Publisher-Subscriber
A publisher-subscriber (pub-sub) model is best described as a pipeline. When an interaction or event occurs, the rest of the pipeline happens sequentially (like dominoes). There should be no cycles.
In robotics, sensors will typically be publishers that signal subscribers to do tasks. Publishers publish to a topic that subscribers subscribe to. Subscribers will perform a task when something new is published.
Service-Client
A service-client model is similar to the server-client model in web applications. Requests are made by a client and the service will perform some calculations accordingly.
In robotics, nodes make service requests that are necessary for it to continue doing its tasks (which was started due to a newly published topic that it was subscribed to).
Localization
Given a map, how can a robot determine where in the map it is?

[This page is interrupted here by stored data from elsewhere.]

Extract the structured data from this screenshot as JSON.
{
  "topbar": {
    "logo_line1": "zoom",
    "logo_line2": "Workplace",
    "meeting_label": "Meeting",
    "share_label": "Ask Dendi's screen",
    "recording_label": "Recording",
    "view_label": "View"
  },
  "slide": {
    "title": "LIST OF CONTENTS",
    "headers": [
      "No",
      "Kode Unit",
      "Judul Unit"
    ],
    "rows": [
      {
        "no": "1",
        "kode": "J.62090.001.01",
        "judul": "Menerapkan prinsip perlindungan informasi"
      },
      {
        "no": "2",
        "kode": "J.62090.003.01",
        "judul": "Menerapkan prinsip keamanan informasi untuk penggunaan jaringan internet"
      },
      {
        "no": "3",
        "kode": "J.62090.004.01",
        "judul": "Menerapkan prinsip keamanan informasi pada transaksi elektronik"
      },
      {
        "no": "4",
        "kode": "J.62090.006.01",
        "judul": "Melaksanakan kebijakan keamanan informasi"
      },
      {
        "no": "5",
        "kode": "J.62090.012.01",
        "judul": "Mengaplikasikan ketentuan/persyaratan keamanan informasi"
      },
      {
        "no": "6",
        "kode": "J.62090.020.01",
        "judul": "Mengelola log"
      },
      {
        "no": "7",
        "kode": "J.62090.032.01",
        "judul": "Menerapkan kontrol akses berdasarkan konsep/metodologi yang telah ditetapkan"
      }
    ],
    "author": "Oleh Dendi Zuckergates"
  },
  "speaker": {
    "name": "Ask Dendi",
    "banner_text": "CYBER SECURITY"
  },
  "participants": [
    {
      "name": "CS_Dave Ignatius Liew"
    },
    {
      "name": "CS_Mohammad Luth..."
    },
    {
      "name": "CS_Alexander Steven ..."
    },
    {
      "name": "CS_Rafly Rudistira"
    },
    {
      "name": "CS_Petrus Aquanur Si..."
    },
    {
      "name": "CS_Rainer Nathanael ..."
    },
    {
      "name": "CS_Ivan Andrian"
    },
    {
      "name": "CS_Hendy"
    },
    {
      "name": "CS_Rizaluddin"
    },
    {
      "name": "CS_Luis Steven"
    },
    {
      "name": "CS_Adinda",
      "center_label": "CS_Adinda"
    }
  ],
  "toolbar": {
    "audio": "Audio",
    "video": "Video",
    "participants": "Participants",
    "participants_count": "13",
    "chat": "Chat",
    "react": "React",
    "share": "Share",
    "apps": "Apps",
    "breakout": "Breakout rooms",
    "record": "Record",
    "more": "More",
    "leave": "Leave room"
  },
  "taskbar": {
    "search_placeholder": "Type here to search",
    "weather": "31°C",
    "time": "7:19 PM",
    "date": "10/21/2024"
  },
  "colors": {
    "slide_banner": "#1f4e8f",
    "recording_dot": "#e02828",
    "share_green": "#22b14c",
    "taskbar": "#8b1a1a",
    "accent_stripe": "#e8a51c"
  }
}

Markov Localization or Particle Filters
Particle filters help localize a robot by using a point cloud of possible poses that best match its environment readout over time.
Mapping and SLAM
Usually, a robot will not know its environment and must map and localize simultaneously or SLAM (simultaneous localization and mapping).
Path Planning and Navigation
Course Opinions
The course feels more like plug and play instead of actual software engineering.
ROS and Gazebo are nice software packages, but really buggy. Multiple times Gazebo would crash on me while I tried making new buildings and robot models. I question how viable these software packages are in real development environments.